There remains only the question of plaintiff’s damages. Plaintiffs cannot recover damages in the amount requested as its contract with defendants contained the standard liquidated damages clause, which restricts the seller’s damages in the amount of purchaser’s default to the down payment ($29,000). Plaintiff argues that in the event of willful default, damages exceeding those provided for in a liquidated damages clause may be granted. The cases cited by plaintiff stand only for the proposition, however, that in the event of fraud or bad faith on the part of the vendor of realty the purchaser may prove his actual damages and that clauses in the contract which limit the vendor’s liability may be disregarded (Janoff v Sheepshead Towers, 22 AD2d 950; and see, Mokar Props. Corp. v Hall, 6 AD2d 536; Cockcroft v New York & Harlem R. R. Co., 69 NY 201). As this is a case of breach by the purchaser, these cases are clearly inapplicable.
In breach of realty contracts in the absence of a liquidated damages clause the measure of seller’s damages is the difference in contract price and the price at which the vendor subsequently sells the property. (Cohen v Kranz, 15 AD2d 938, affd 12 NY2d 242), or the difference in selling price and market value at the time of the breach (Hayden v Pinchot, 172 App Div 102). Where the purchaser has given the vendor a down payment, the vendor is entitled to keep it upon purchaser’s breach, and he may additionally recover up to the amount *374of his actual and consequential damages (Lawrence v Miller, 86 NY 131; Tague Holding Corp. v Harris, 250 NY 422). Where, on the other hand, a liquidated damages clause has been inserted in the contract, it will be upheld, unless it is determined to be a penalty and seller’s recovery is limited to the amount provided for (Downtown Harvard Lunch Club v Racso, Inc., 201 Misc 1087 [Sup Ct, NY County]).

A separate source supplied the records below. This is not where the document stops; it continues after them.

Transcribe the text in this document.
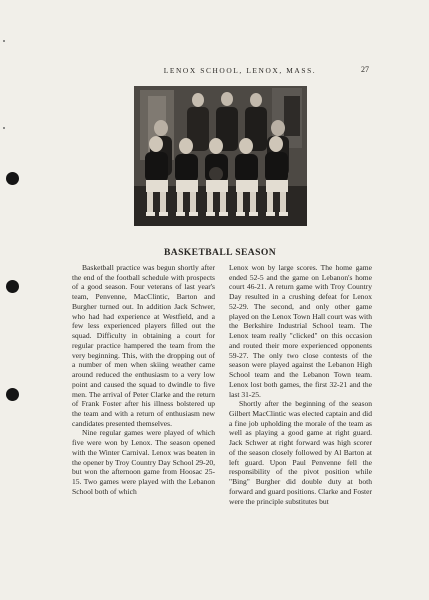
LENOX SCHOOL, LENOX, MASS.	27
BASKETBALL SEASON

Basketball practice was begun shortly after the end of the football schedule with prospects of a good season. Four veterans of last year's team, Penvenne, MacClintic, Barton and Burgher turned out. In addition Jack Schwer, who had had experience at Westfield, and a few less experienced players filled out the squad. Difficulty in obtaining a court for regular practice hampered the team from the very beginning. This, with the dropping out of a number of men when skiing weather came around reduced the enthusiasm to a very low point and caused the squad to dwindle to five men. The arrival of Peter Clarke and the return of Frank Foster after his illness bolstered up the team and with a return of enthusiasm new candidates presented themselves.

Nine regular games were played of which five were won by Lenox. The season opened with the Winter Carnival. Lenox was beaten in the opener by Troy Country Day School 29-20, but won the afternoon game from Hoosac 25-15. Two games were played with the Lebanon School both of which

Lenox won by large scores. The home game ended 52-5 and the game on Lebanon's home court 46-21. A return game with Troy Country Day resulted in a crushing defeat for Lenox 52-29. The second, and only other game played on the Lenox Town Hall court was with the Berkshire Industrial School team. The Lenox team really "clicked" on this occasion and routed their more experienced opponents 59-27. The only two close contests of the season were played against the Lebanon High School team and the Lebanon Town team. Lenox lost both games, the first 32-21 and the last 31-25.

Shortly after the beginning of the season Gilbert MacClintic was elected captain and did a fine job upholding the morale of the team as well as playing a good game at right guard. Jack Schwer at right forward was high scorer of the season closely followed by Al Barton at left guard. Upon Paul Penvenne fell the responsibility of the pivot position while "Bing" Burgher did double duty at both forward and guard positions. Clarke and Foster were the principle substitutes but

Shares in a cooperative are not, however, realty but are goods as defined in UCC article 2 (Silverman v Alcoa Plaza Assoc., 37 AD2d 166). The measure of damages stemming from breach of a contract for sale of a cooperative apartment unit is, therefore, governed by UCC 2-718. Thus, if the contract contains no liquidated damages clause, the vendor may prove his actual damages, and if, as in the instant case, it does, the clause governs unless it is so unusually large that it is in the nature of a penalty. As the $29,000 figure provided for in the instant contract is actually smaller than the actual damage suffered by plaintiff in view of the brokerage commissions he was forced to pay, and as the clause otherwise satisfies the criteria of UCC 2-718 (1) the court finds the plaintiff’s recovery should be no more or less than that amount (Brecher v Laikin, 430 F Supp 103 [SDNY 1977]).
Plaintiff’s motion for summary judgment is granted to the extent that judgment is granted to plaintiff in the amount of $29,000 with interest from June 14, 1984, costs and disbursements. The third-party action is severed and continued.